After the excitement of a runaway car wore off and we were headed on the highway I asked him where we were going. He said, “I heard about this park with a waterfall.” It sounded lovely. Unfortunately, he had only a vague idea of where said “park” was located and consequently, after about 20 minutes, we were hopelessly lost. Now, I am geographically challenged, so getting lost is no uncommon occurrence in my life. I have learned to enjoy it. Daniel, on the other hand, was a navigator in the Navy. Getting lost was not something he did. We drove aimlessly for a while before stopping at a city park. Jackson and Lund, it was called. Perhaps it was a sign, since Daniel was stationed on the Jackson at the time.

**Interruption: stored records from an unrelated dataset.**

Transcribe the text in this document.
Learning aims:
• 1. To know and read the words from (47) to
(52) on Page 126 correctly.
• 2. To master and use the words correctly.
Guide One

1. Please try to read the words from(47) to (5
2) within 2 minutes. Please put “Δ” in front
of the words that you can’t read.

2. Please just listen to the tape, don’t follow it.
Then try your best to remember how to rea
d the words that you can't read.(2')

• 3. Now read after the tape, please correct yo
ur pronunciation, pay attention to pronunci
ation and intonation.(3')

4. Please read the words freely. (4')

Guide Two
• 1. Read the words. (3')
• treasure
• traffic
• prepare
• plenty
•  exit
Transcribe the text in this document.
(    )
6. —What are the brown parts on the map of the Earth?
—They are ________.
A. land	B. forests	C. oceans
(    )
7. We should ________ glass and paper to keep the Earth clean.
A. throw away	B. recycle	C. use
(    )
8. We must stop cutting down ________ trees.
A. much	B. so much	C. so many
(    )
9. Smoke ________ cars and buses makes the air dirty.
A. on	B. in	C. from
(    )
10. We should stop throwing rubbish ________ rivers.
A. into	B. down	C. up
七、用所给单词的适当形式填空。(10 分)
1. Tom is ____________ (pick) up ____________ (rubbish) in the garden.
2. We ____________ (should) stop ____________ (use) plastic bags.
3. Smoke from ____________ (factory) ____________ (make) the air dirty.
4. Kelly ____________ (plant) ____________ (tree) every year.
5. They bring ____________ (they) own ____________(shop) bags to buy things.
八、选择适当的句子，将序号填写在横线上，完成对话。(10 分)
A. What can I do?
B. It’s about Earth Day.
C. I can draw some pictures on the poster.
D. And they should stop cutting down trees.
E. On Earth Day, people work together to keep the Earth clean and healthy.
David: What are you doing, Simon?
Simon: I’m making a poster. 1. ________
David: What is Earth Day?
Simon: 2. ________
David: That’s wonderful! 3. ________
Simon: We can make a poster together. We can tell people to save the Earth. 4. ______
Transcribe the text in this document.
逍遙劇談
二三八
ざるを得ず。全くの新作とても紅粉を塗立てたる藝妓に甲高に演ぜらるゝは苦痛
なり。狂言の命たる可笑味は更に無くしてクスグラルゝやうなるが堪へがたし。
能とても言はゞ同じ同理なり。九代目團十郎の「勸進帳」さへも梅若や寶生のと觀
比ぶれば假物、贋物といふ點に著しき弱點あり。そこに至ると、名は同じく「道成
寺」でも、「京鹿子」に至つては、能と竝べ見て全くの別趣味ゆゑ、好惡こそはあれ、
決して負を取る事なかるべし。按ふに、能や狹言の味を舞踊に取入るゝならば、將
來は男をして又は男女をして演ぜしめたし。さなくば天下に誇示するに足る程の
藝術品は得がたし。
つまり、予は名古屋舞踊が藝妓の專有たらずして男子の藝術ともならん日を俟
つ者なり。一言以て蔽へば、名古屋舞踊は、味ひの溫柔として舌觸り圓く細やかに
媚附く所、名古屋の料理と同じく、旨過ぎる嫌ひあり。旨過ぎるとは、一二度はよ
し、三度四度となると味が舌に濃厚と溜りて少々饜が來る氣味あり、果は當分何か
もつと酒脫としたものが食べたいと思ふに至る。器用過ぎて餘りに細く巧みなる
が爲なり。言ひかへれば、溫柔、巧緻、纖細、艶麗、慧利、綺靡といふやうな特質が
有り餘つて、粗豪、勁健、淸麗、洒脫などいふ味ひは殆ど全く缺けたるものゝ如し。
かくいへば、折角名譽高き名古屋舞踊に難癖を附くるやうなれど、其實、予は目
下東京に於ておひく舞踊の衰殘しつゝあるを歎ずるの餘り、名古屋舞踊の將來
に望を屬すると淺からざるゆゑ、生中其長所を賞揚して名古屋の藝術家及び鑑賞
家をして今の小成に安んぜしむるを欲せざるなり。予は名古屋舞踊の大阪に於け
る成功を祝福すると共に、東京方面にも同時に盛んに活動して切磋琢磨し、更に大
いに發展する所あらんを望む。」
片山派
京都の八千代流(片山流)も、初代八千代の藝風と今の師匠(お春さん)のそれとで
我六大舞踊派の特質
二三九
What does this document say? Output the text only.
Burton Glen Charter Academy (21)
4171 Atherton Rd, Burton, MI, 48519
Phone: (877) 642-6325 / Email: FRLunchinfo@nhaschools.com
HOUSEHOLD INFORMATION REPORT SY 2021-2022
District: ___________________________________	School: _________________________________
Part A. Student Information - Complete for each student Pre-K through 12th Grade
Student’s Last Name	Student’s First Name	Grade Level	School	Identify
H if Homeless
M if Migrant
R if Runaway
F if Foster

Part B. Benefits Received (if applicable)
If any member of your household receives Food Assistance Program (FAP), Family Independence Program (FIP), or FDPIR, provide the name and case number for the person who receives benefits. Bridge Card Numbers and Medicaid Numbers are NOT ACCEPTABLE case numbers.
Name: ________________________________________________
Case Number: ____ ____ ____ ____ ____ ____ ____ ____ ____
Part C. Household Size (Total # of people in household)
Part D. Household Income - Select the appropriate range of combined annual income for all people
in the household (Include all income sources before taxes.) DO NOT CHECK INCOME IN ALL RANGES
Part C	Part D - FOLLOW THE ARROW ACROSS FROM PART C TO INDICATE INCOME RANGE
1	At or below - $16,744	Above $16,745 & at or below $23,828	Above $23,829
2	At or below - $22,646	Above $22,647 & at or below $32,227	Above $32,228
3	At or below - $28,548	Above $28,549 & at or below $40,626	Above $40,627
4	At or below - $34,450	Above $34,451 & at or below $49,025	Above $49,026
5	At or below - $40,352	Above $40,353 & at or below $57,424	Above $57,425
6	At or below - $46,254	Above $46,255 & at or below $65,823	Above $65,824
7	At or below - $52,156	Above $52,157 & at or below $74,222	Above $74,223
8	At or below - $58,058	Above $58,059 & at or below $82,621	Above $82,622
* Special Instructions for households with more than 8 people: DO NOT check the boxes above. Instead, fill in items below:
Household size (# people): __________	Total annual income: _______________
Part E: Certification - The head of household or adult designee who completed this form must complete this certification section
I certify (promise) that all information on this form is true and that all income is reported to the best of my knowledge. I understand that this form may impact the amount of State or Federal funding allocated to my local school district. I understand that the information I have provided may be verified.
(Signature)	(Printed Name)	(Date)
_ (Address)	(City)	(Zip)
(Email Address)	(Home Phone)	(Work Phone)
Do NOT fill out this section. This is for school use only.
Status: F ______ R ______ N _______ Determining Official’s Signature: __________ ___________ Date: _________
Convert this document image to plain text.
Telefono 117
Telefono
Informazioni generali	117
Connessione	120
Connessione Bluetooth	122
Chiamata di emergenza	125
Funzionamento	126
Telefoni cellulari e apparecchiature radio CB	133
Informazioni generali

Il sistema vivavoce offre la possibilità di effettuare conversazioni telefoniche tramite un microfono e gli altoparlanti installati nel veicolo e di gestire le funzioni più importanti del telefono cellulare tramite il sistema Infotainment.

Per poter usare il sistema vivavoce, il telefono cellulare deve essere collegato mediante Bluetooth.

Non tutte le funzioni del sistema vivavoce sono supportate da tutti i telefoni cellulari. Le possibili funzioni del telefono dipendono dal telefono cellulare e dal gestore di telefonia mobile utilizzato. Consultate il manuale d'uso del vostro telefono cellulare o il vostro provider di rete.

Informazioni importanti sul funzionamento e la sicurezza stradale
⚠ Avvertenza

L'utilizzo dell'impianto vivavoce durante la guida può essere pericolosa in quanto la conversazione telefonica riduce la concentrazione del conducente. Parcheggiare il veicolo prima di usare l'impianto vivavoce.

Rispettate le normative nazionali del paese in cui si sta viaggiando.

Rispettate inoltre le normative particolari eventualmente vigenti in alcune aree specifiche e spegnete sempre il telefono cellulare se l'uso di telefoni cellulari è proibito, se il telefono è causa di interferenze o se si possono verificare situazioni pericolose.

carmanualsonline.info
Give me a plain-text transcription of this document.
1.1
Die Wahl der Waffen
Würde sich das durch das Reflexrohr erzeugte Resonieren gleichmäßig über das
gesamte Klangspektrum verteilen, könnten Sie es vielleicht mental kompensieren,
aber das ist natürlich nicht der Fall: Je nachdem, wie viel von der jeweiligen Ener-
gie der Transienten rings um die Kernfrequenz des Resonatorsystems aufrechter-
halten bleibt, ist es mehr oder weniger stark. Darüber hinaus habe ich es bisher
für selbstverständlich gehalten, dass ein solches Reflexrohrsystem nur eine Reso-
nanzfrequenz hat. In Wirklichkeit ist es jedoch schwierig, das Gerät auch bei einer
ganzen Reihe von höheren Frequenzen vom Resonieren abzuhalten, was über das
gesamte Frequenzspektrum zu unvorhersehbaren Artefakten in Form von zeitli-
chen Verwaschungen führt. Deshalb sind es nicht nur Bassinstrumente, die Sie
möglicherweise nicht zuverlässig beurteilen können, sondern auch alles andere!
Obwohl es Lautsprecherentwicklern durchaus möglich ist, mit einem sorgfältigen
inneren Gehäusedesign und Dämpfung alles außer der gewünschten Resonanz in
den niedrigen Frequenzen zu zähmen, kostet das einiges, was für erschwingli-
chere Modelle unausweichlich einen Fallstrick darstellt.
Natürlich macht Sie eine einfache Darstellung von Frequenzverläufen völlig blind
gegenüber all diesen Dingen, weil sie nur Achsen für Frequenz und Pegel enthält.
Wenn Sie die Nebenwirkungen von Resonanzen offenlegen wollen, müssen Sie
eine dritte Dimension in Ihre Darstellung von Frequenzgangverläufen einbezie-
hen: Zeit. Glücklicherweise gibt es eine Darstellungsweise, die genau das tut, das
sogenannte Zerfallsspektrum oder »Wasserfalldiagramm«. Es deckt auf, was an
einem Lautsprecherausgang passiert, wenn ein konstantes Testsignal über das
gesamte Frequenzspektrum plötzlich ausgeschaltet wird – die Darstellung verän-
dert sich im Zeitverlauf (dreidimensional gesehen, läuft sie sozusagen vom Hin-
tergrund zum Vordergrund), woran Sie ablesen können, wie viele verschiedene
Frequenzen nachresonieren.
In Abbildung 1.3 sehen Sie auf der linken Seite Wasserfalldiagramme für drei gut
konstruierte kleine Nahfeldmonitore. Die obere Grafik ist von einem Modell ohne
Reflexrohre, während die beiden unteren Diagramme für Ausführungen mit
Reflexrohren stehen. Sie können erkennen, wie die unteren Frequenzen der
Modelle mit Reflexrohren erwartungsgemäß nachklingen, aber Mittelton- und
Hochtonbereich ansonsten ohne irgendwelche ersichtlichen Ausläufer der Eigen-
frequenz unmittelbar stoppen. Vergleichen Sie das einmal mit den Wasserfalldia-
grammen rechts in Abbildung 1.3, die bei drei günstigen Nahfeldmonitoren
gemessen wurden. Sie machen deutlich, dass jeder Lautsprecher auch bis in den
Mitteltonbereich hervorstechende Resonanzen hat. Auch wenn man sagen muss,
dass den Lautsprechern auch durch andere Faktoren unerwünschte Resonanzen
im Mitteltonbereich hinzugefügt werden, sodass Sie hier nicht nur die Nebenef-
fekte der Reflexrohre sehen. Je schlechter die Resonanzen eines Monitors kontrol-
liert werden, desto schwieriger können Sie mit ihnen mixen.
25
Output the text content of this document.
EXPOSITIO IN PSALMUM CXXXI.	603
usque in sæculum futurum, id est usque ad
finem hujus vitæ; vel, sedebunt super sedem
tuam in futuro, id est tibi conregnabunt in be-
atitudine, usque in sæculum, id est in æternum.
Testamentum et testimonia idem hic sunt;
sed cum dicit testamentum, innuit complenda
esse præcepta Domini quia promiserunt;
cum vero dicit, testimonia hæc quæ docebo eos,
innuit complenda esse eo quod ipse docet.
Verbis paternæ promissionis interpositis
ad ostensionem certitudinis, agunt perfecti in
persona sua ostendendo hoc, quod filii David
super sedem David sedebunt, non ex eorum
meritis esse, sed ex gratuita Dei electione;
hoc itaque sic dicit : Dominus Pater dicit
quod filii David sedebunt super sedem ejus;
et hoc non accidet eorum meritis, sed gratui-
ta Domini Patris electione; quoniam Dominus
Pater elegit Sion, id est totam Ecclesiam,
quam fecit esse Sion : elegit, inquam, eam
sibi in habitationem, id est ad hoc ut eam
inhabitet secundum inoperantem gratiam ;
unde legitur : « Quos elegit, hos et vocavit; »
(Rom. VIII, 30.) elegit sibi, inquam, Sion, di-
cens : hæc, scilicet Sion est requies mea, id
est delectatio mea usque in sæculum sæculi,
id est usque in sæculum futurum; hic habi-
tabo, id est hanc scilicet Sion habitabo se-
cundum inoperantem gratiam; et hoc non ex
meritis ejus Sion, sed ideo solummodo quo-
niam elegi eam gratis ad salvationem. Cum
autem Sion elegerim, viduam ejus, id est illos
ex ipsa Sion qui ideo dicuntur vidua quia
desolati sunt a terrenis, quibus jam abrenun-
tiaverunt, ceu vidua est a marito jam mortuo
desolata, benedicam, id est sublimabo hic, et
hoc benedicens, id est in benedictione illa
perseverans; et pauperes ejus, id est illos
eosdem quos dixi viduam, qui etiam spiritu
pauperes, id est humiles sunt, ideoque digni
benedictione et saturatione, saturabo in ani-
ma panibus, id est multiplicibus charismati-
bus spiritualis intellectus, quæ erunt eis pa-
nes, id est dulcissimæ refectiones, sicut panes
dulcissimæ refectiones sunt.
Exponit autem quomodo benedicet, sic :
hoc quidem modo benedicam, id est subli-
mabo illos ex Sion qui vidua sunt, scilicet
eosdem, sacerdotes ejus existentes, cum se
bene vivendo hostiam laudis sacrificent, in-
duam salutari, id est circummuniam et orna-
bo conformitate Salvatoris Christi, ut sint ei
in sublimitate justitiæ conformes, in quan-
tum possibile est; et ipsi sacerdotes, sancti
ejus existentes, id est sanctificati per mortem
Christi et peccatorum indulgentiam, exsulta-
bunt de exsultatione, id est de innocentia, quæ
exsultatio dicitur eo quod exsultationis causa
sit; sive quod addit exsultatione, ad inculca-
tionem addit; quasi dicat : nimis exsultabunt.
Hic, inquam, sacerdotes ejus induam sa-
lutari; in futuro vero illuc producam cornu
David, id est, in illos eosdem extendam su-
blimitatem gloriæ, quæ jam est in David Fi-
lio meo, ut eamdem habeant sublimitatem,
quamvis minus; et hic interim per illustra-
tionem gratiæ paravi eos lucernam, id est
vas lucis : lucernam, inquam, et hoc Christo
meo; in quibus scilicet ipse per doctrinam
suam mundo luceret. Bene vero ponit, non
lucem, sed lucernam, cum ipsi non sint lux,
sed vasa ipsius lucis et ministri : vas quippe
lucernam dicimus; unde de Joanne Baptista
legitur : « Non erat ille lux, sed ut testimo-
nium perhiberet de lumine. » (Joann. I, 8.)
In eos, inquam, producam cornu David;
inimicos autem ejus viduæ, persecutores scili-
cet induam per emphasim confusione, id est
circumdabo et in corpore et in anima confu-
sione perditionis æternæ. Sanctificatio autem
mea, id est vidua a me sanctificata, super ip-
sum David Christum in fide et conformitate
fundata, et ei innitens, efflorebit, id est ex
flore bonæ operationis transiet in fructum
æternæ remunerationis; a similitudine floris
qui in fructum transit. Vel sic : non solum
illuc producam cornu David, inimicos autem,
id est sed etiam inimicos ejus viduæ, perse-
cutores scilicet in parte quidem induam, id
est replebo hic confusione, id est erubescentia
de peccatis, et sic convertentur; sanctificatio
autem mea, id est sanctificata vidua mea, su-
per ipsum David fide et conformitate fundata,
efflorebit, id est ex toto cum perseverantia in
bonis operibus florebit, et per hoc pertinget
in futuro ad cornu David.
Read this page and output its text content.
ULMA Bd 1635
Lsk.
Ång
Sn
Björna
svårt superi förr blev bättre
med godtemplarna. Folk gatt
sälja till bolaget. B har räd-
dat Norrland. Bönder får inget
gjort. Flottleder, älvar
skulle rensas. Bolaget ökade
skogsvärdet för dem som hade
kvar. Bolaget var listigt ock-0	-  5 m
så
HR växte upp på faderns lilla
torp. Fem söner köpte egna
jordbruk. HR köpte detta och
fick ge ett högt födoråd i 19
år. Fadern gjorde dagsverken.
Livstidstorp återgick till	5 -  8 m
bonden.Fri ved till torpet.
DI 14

So we pulled in and started to walk as aimlessly as we drove, but as we walked we talked.
We talked about where we grew up, what we liked to do, etc. We walked and talked for about an hour through thickly forested trees. I found it most pleasant, but from Daniel’s point of view, it was not going so well. He dropped me off and that was that. We still saw each other at church and at various activities, but we did not go on another date until a year later.
My family has a tradition where everyone 18 and older would get a date and go to dinner and then to the Valentine’s dance held by the stake. I love this tradition. There is nothing quite as fun for me, then eating good food with my family and friends and then dancing. I was all excited to go when my date called the day before the dance to tell me he was stuck in Seattle and would not be able to make it. I was devastated! This would be my first year missing it (except for when I was on my mission). Knowing that Daniel might know who was not already going in the ward I called him up for advice. He could tell right away that I was upset. I asked him if he knew of anyone I could take last minute to the dance.
“Well, you could take me.” He replied.
“You want to go?” I asked incredulously. He assured me that he was planning on going anyway, just stag; at least this way he would have a date. It was agreed. He sent me a huge floral arrangement, which completely floored me. The dinner was wonderful and the dance was quite fun. Daniel loves to dance so we had a blast. We lindy hopped and slow danced the night away. In the end I knew what I had to do. Nine years and four kids later, marrying Daniel is still the best decision I ever made.
In the end having to live out my “Never” became the greatest thing that has ever happened to me, so maybe it’s just as well I never listened to the advice, “Never say Never!”